Nowadays, in SMEs (not speaking about bigger organizations), it has become a norm that an employee should work end-to-end on a project without any dependencies at work due to various reasons:
a) Reduced earnings or revenue from the outsourced projects.
b) Running cost margins are on the increase.
c) To utilize employees/manpower more effectively and derive maximum from them.
d) To cut down on employee head-count.
e) In SMEs, there would be hardly or absence of resources on the bench.
f) An employee is expected to have additional skills while on the job and should be capable of multi-tasking as well should be willing to go in for Refresher courses in order to stay relevant and in tune with the job markets.
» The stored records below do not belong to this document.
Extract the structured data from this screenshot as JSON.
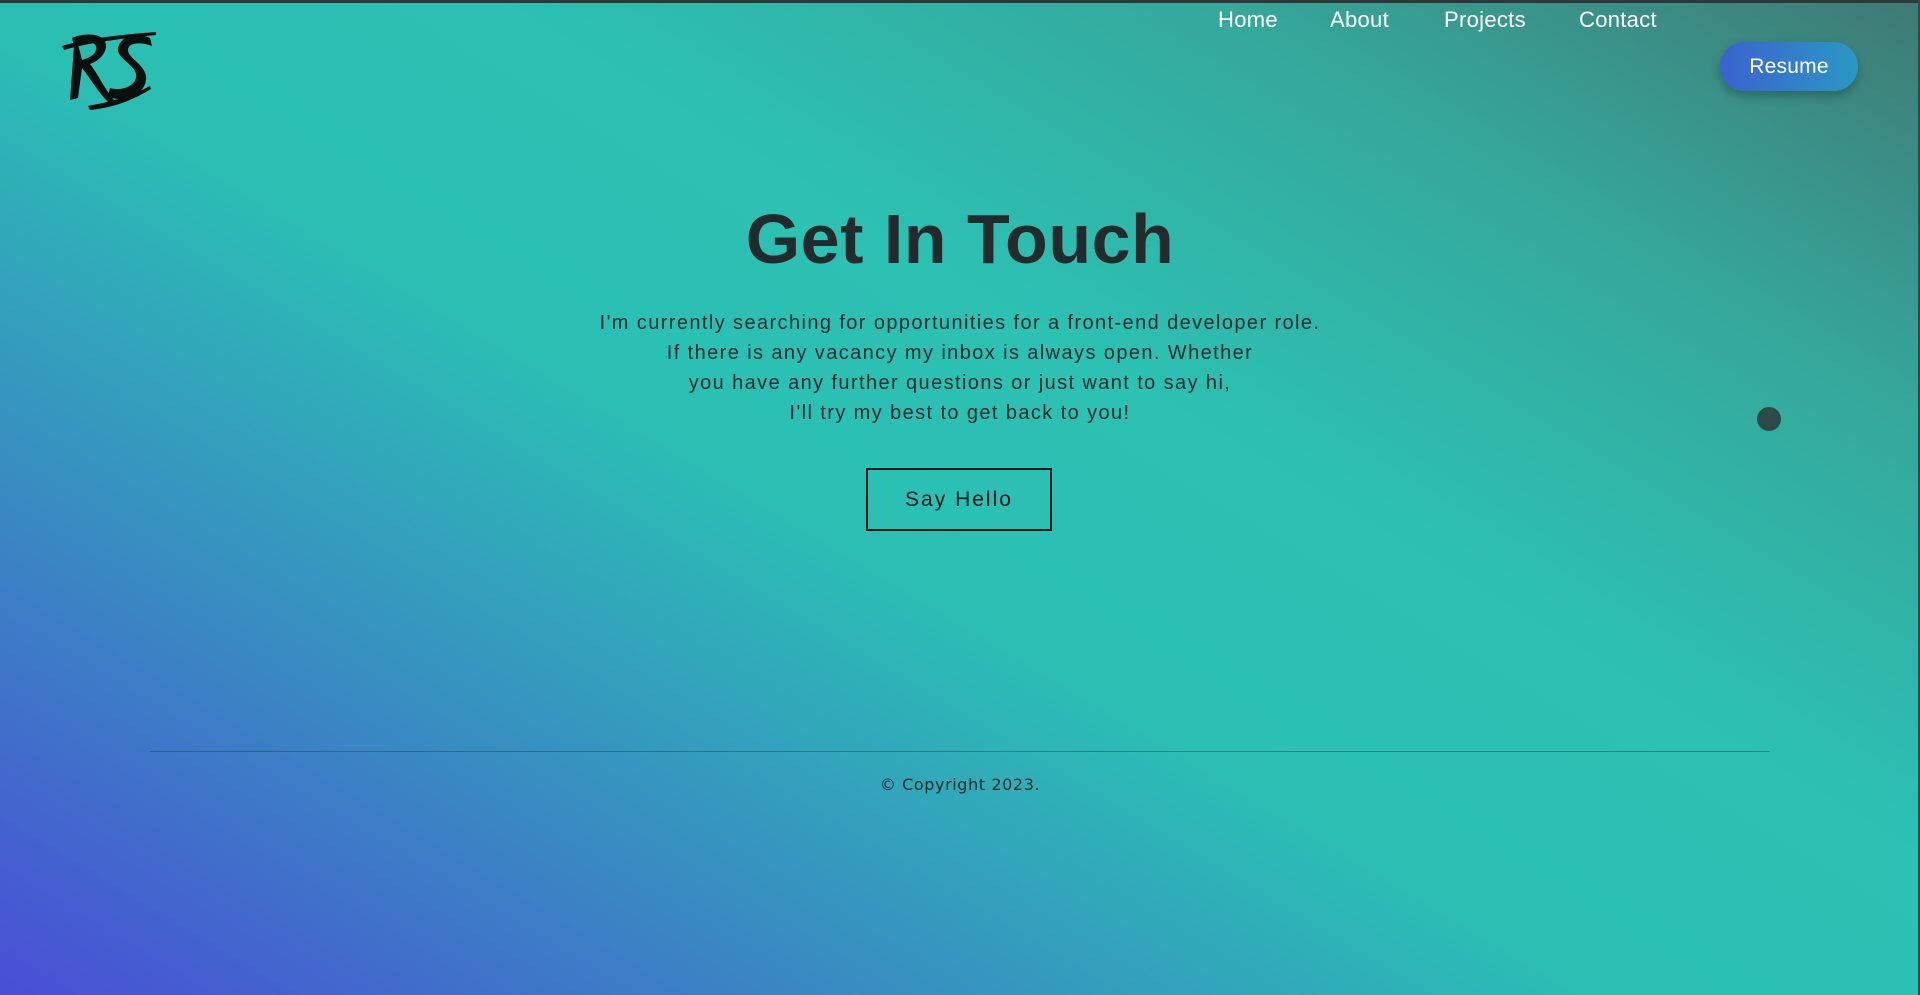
{
  "header": {
    "logo_text": "RS",
    "nav": [
      "Home",
      "About",
      "Projects",
      "Contact"
    ],
    "resume_label": "Resume"
  },
  "main": {
    "title": "Get In Touch",
    "description_lines": [
      "I'm currently searching for opportunities for a front-end developer role.",
      "If there is any vacancy my inbox is always open. Whether",
      "you have any further questions or just want to say hi,",
      "I'll try my best to get back to you!"
    ],
    "cta_label": "Say Hello"
  },
  "footer": {
    "copyright": "© Copyright 2023."
  },
  "colors": {
    "accent_gradient_start": "#4a4ed6",
    "accent_gradient_mid": "#2bbfb4",
    "accent_gradient_end": "#3f7a74",
    "resume_button": "#3b62d0",
    "text_dark": "#222a2b"
  }
}
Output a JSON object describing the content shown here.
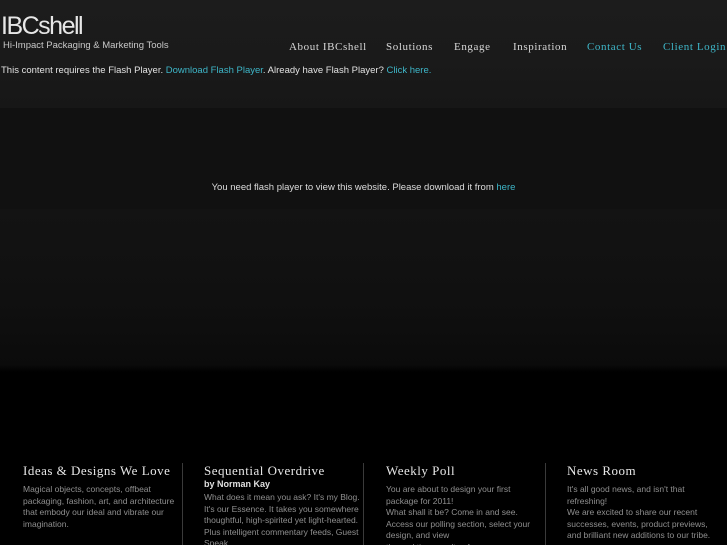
{
  "header": {
    "logo": "IBCshell",
    "tagline": "Hi-Impact Packaging & Marketing Tools"
  },
  "nav": {
    "items": [
      {
        "label": "About IBCshell"
      },
      {
        "label": "Solutions"
      },
      {
        "label": "Engage"
      },
      {
        "label": "Inspiration"
      },
      {
        "label": "Contact Us"
      },
      {
        "label": "Client Login"
      }
    ]
  },
  "flash_notice": {
    "text_before": "This content requires the Flash Player.",
    "download_link": "Download Flash Player",
    "text_middle": ". Already have Flash Player?",
    "click_link": "Click here."
  },
  "center_message": {
    "text": "You need flash player to view this website. Please download it from",
    "link": "here"
  },
  "columns": [
    {
      "title": "Ideas & Designs We Love",
      "byline": "",
      "body": "Magical objects, concepts, offbeat packaging, fashion, art, and architecture that embody our ideal and vibrate our imagination."
    },
    {
      "title": "Sequential Overdrive",
      "byline": "by Norman Kay",
      "body": "What does it mean you ask? It's my Blog. It's our Essence. It takes you somewhere thoughtful, high-spirited yet light-hearted. Plus intelligent commentary feeds, Guest Speak..."
    },
    {
      "title": "Weekly Poll",
      "byline": "",
      "body": "You are about to design your first package for 2011!\nWhat shall it be? Come in and see.\nAccess our polling section, select your design, and view\nthe real time results of our survey..."
    },
    {
      "title": "News Room",
      "byline": "",
      "body": "It's all good news, and isn't that refreshing!\nWe are excited to share our recent successes, events, product previews, and brilliant new additions to our tribe."
    }
  ],
  "colors": {
    "accent": "#3eb6c8",
    "nav_text": "#d7d7d7",
    "body_text": "#8f8f8f"
  }
}
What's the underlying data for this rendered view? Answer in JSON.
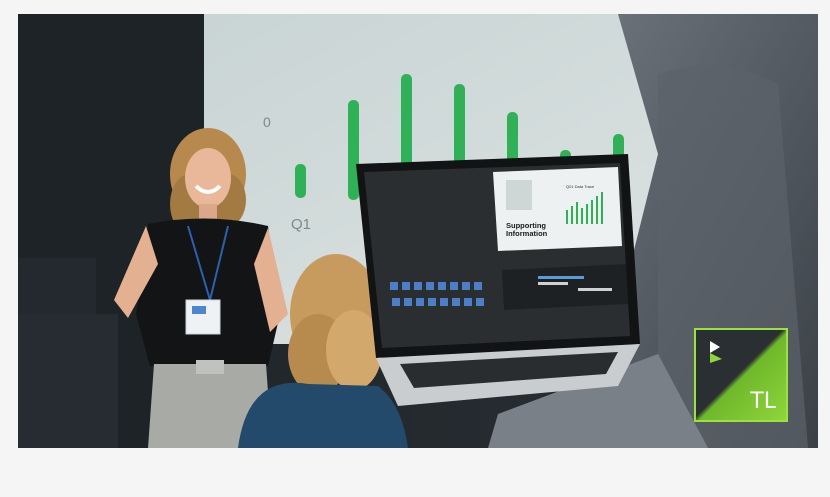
{
  "hero": {
    "alt": "Presenter showing a chart on a projection screen while an audience member holds a laptop running an editing application"
  },
  "chart_screen": {
    "axis_value": "0",
    "category": "Q1",
    "bar_color": "#2fb257"
  },
  "laptop_screen": {
    "slide_title": "Supporting Information",
    "slide_caption": "Q01 Data Trace"
  },
  "logo": {
    "text": "TL",
    "accent": "#8fd63a"
  }
}
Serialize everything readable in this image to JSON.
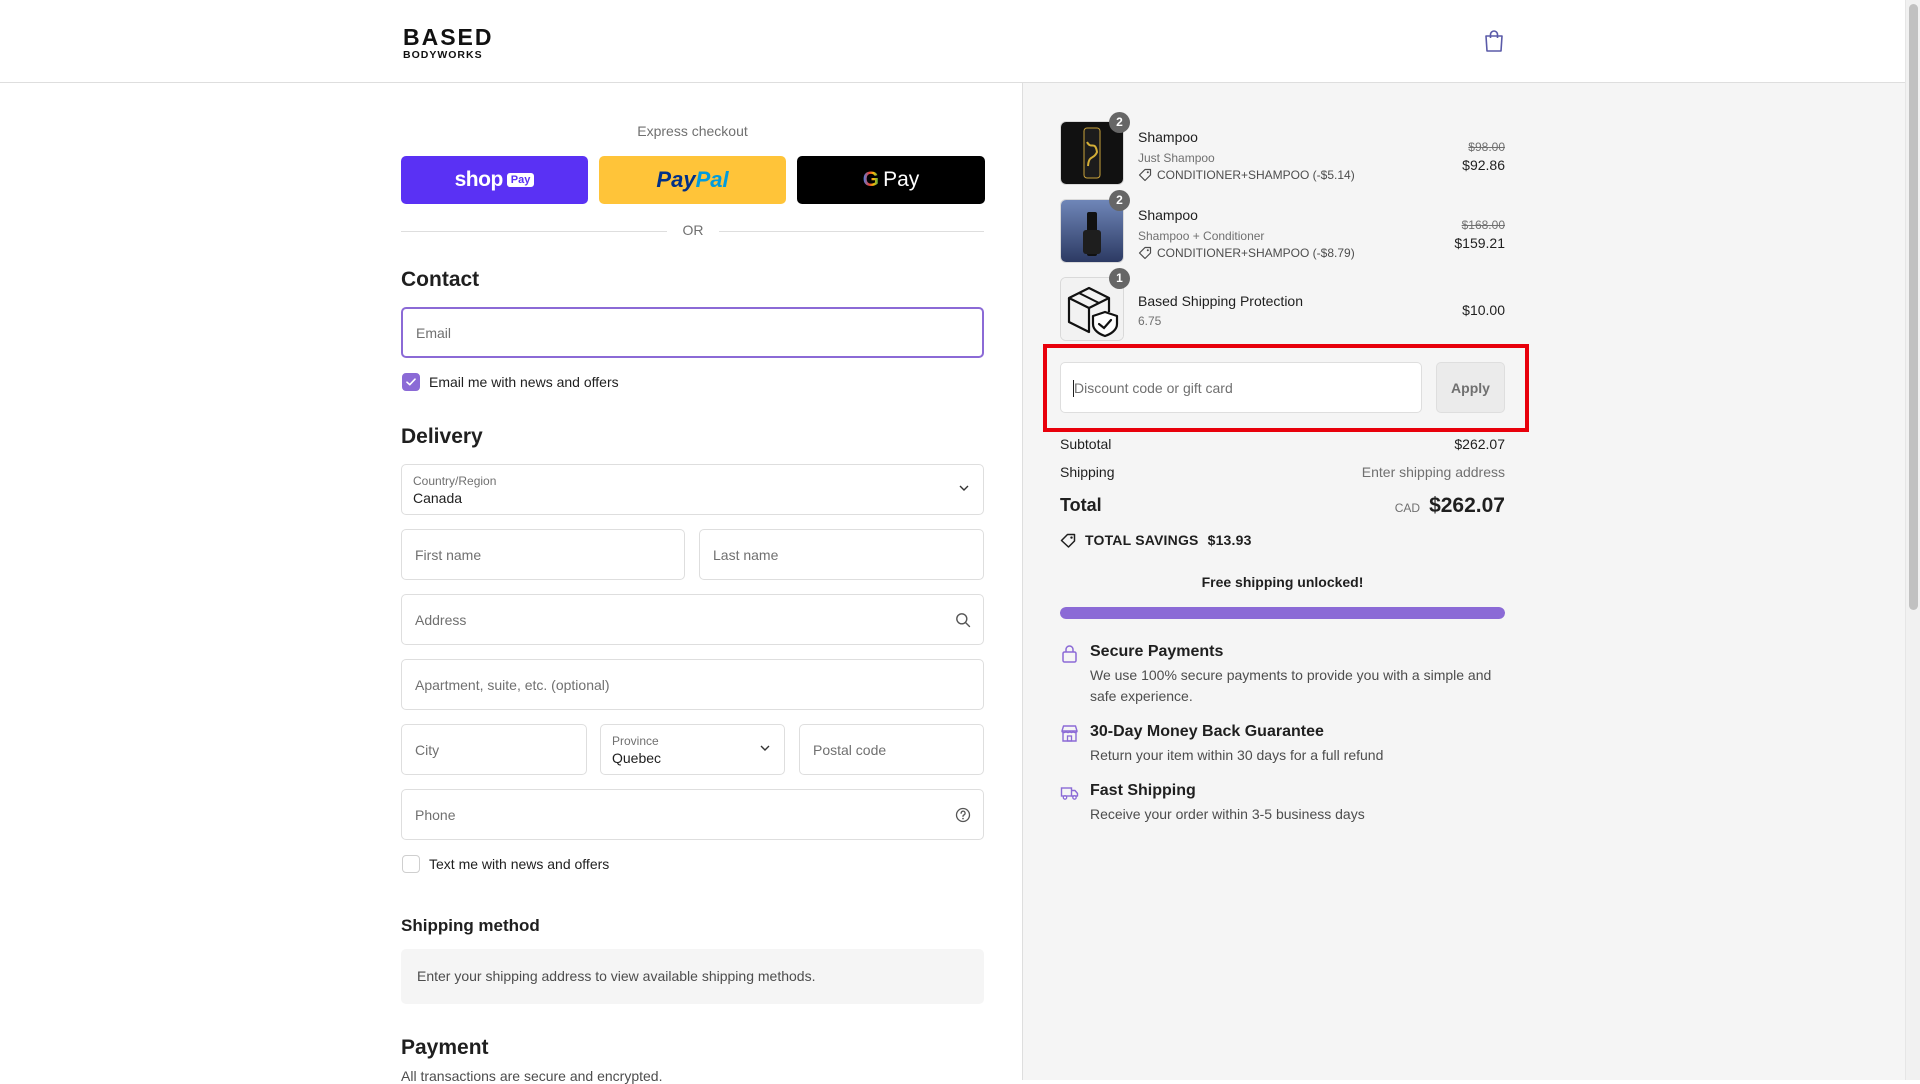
{
  "brand": {
    "line1": "BASED",
    "line2": "BODYWORKS"
  },
  "express": {
    "title": "Express checkout",
    "shop_word": "shop",
    "shop_pay": "Pay",
    "paypal_1": "Pay",
    "paypal_2": "Pal",
    "gpay_g": "G",
    "gpay_word": "Pay",
    "or": "OR"
  },
  "contact": {
    "title": "Contact",
    "email_placeholder": "Email",
    "news_label": "Email me with news and offers",
    "news_checked": true
  },
  "delivery": {
    "title": "Delivery",
    "country_label": "Country/Region",
    "country_value": "Canada",
    "first_name": "First name",
    "last_name": "Last name",
    "address": "Address",
    "apartment": "Apartment, suite, etc. (optional)",
    "city": "City",
    "province_label": "Province",
    "province_value": "Quebec",
    "postal": "Postal code",
    "phone": "Phone",
    "sms_label": "Text me with news and offers",
    "sms_checked": false
  },
  "shipping_method": {
    "title": "Shipping method",
    "note": "Enter your shipping address to view available shipping methods."
  },
  "payment": {
    "title": "Payment",
    "subtitle": "All transactions are secure and encrypted."
  },
  "cart": {
    "items": [
      {
        "qty": "2",
        "name": "Shampoo",
        "variant": "Just Shampoo",
        "discount": "CONDITIONER+SHAMPOO (-$5.14)",
        "old_price": "$98.00",
        "price": "$92.86"
      },
      {
        "qty": "2",
        "name": "Shampoo",
        "variant": "Shampoo + Conditioner",
        "discount": "CONDITIONER+SHAMPOO (-$8.79)",
        "old_price": "$168.00",
        "price": "$159.21"
      },
      {
        "qty": "1",
        "name": "Based Shipping Protection",
        "variant": "6.75",
        "price": "$10.00"
      }
    ],
    "discount_placeholder": "Discount code or gift card",
    "apply_label": "Apply",
    "subtotal_label": "Subtotal",
    "subtotal_value": "$262.07",
    "shipping_label": "Shipping",
    "shipping_value": "Enter shipping address",
    "total_label": "Total",
    "currency": "CAD",
    "total_value": "$262.07",
    "savings_label": "TOTAL SAVINGS",
    "savings_value": "$13.93",
    "free_shipping": "Free shipping unlocked!",
    "free_shipping_progress": 1.0
  },
  "features": [
    {
      "icon": "lock-icon",
      "title": "Secure Payments",
      "desc": "We use 100% secure payments to provide you with a simple and safe experience."
    },
    {
      "icon": "store-icon",
      "title": "30-Day Money Back Guarantee",
      "desc": "Return your item within 30 days for a full refund"
    },
    {
      "icon": "truck-icon",
      "title": "Fast Shipping",
      "desc": "Receive your order within 3-5 business days"
    }
  ],
  "colors": {
    "accent": "#8b6ad6",
    "shop_pay": "#5a31f4",
    "paypal": "#ffc439",
    "highlight": "#e8000b"
  }
}
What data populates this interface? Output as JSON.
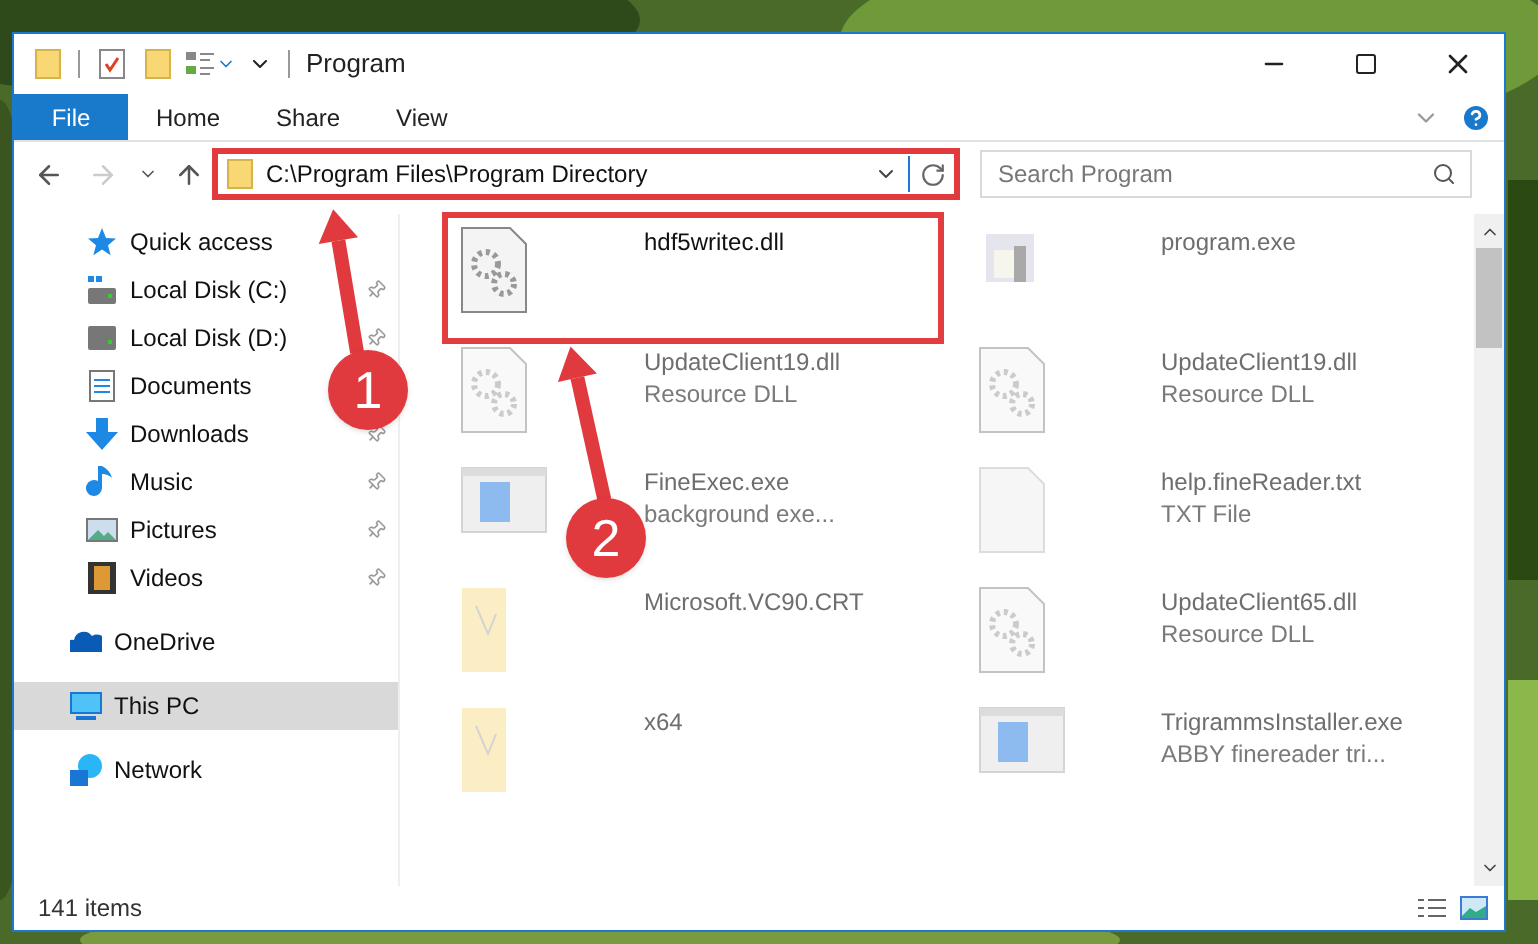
{
  "window": {
    "title": "Program"
  },
  "ribbon_tabs": [
    {
      "label": "File",
      "kind": "file"
    },
    {
      "label": "Home",
      "kind": "tab"
    },
    {
      "label": "Share",
      "kind": "tab"
    },
    {
      "label": "View",
      "kind": "tab"
    }
  ],
  "address": {
    "value": "C:\\Program Files\\Program Directory",
    "highlighted": true
  },
  "search": {
    "placeholder": "Search Program"
  },
  "sidebar": {
    "items": [
      {
        "label": "Quick access",
        "kind": "star",
        "selected": false,
        "children": [
          {
            "label": "Local Disk (C:)",
            "kind": "disk-c",
            "pinned": true,
            "selected": false
          },
          {
            "label": "Local Disk (D:)",
            "kind": "disk",
            "pinned": true,
            "selected": false
          },
          {
            "label": "Documents",
            "kind": "doc",
            "selected": false
          },
          {
            "label": "Downloads",
            "kind": "download",
            "pinned": true,
            "selected": false
          },
          {
            "label": "Music",
            "kind": "music",
            "pinned": true,
            "selected": false
          },
          {
            "label": "Pictures",
            "kind": "pictures",
            "pinned": true,
            "selected": false
          },
          {
            "label": "Videos",
            "kind": "videos",
            "pinned": true,
            "selected": false
          }
        ]
      },
      {
        "label": "OneDrive",
        "kind": "cloud",
        "selected": false
      },
      {
        "label": "This PC",
        "kind": "pc",
        "selected": true
      },
      {
        "label": "Network",
        "kind": "network",
        "selected": false
      }
    ]
  },
  "files": [
    {
      "name": "hdf5writec.dll",
      "kind": "dll",
      "faded": false,
      "highlighted": true
    },
    {
      "name": "program.exe",
      "kind": "program",
      "faded": true,
      "highlighted": false
    },
    {
      "name": "UpdateClient19.dll",
      "type": "Resource DLL",
      "kind": "dll",
      "faded": true,
      "highlighted": false
    },
    {
      "name": "UpdateClient19.dll",
      "type": "Resource DLL",
      "kind": "dll",
      "faded": true,
      "highlighted": false
    },
    {
      "name": "FineExec.exe",
      "type": "background exe...",
      "kind": "window",
      "faded": true,
      "highlighted": false
    },
    {
      "name": "help.fineReader.txt",
      "type": "TXT File",
      "kind": "txt",
      "faded": true,
      "highlighted": false
    },
    {
      "name": "Microsoft.VC90.CRT",
      "kind": "folder",
      "faded": true,
      "highlighted": false
    },
    {
      "name": "UpdateClient65.dll",
      "type": "Resource DLL",
      "kind": "dll",
      "faded": true,
      "highlighted": false
    },
    {
      "name": "x64",
      "kind": "folder",
      "faded": true,
      "highlighted": false
    },
    {
      "name": "TrigrammsInstaller.exe",
      "type": "ABBY finereader tri...",
      "kind": "window",
      "faded": true,
      "highlighted": false
    }
  ],
  "status_bar": {
    "count": "141 items"
  },
  "annotations": [
    {
      "label": "1"
    },
    {
      "label": "2"
    }
  ]
}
g) With economic uncertainty looming large globally & unforeseen challenges ahead , clearly the focus is on leaner teams with minimal levels of hierarchy as part of Cost-cutting measures without much “frills” with focus mainly towards the fulfilment of organizational goals & deliverables (product or services) as per the SLAs between two collaborating partners.

In brief, an employee needs to be ready for reskilling & relearning opportunities in order to remain relevant in terms of Employability…
So from this, I guess, the same applies to the role of a role of a DS/BA.ML/AI professional, as most of these terms are interchangeably used, if I’m not mistaken.

By End-to-End project I was referring to the lecture with the same name in the course.